In the 1960s and 1970s is manifested a renewed interest in the art of realistic portrait. US artists like Andy Warhol, Alex Katz and Chuck Close are making the human face the starting point of their work. Lucian Freud (grand-son of.) and Francis Bacon create eloquent paintings. The portrait "Benefits Supervisor Sleeping" (1995) by Freud was even sold for nearly $34 million at auction.
(Benefits Supervisor Sleeping, 1995)
As it is ceremonial, psychological, allegorical, intimate, mimetic or idealized, in the history of Art, the portrait still meets the same objectives and the same questions.
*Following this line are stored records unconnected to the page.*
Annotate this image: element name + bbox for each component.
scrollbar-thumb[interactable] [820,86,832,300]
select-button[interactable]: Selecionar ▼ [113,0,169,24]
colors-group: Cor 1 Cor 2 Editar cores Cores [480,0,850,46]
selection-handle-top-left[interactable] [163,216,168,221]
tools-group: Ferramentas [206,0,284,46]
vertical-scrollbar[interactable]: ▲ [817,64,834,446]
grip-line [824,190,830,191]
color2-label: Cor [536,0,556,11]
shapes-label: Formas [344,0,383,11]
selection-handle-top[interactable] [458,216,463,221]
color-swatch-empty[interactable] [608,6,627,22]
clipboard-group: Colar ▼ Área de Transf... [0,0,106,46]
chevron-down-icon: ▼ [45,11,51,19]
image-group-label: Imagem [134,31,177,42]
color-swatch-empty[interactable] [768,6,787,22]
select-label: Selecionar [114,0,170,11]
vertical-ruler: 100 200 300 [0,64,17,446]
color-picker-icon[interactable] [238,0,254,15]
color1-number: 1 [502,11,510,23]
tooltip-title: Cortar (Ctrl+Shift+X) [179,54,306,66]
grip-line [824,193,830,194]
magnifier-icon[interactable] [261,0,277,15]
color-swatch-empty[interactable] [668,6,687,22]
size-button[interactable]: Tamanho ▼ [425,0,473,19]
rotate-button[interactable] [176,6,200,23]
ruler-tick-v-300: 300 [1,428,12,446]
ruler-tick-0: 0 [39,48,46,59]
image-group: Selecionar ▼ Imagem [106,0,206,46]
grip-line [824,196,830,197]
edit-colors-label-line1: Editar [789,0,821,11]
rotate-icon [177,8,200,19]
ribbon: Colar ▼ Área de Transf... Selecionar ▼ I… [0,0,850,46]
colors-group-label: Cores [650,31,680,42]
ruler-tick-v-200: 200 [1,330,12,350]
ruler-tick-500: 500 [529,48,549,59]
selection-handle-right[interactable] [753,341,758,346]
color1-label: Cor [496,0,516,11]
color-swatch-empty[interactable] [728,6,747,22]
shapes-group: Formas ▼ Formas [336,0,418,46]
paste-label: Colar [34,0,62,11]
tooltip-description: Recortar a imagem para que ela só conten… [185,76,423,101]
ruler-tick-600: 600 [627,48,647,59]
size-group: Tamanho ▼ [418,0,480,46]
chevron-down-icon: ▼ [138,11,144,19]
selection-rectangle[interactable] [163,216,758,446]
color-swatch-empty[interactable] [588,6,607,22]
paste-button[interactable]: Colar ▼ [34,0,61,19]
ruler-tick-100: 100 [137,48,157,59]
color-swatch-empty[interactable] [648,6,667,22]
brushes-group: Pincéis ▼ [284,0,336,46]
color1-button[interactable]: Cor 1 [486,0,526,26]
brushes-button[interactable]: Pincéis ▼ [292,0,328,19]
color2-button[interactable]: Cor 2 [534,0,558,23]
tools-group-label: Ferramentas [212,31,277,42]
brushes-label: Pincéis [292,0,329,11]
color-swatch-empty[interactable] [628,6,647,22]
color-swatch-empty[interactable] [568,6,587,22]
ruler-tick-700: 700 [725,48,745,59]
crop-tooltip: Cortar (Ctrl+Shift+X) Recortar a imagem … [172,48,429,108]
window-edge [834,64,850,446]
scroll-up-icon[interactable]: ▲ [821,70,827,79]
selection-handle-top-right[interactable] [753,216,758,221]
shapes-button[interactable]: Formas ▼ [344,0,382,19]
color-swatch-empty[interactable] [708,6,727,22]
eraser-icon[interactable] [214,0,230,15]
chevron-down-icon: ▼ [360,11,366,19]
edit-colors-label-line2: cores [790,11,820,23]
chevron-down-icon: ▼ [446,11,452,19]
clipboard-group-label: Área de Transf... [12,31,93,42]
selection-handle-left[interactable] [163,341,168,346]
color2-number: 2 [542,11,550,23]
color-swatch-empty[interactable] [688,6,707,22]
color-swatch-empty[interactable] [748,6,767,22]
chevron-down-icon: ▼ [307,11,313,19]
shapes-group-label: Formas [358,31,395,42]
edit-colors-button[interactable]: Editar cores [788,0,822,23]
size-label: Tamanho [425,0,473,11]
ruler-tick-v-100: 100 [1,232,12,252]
The will of idealization and realism remains even more relevant than ever, where each of us wants to appear in public or on social networks under one best profile.
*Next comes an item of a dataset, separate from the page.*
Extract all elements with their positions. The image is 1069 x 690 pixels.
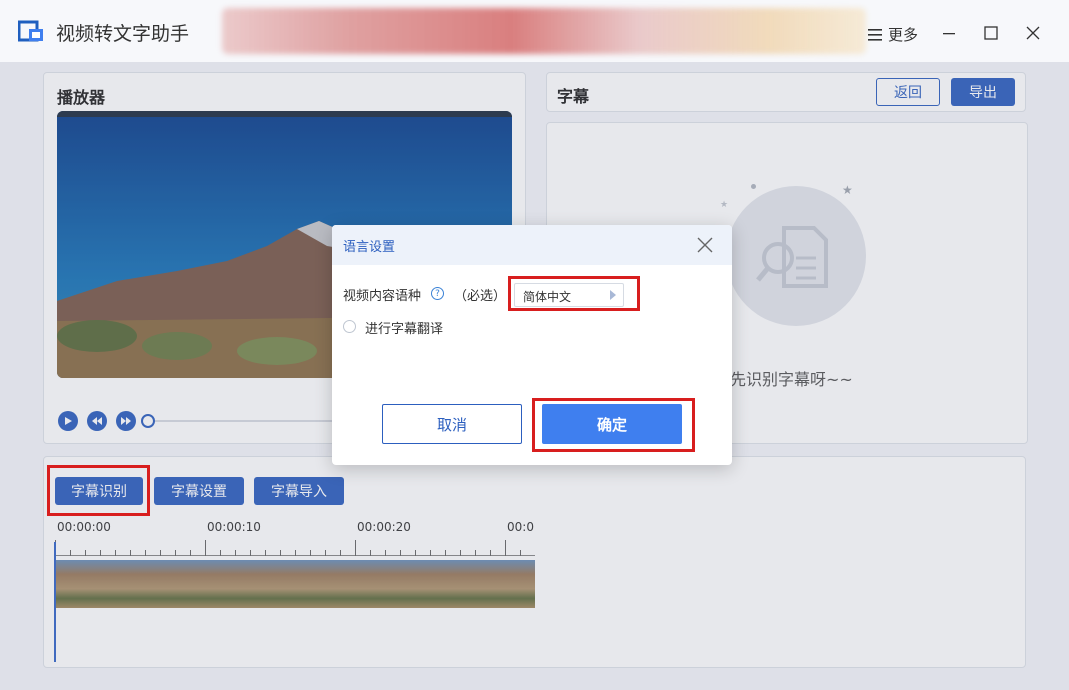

Native of Pontedeume in the Galician province of La Coruna in Spain, Luis Alvarez Torezano grew up with a brush in hand. After making his first oil painting at the age of 14, painting became his passion, his "life partner". Although he turned professional in architecture, he continues his creative path by performing brilliantly poignant portraits. He chose his models according to what they artistically or visually emerge. After starting to reproduce a picture in pencil, he paints the portrait with acrylic emphasizing every detail. Luis Alvarez Torezano incenses the myriad of emotions that is capable of transmitting the human face and highlights each feature in order to share with the viewer the intensity that he himself felt at the first sight of his model.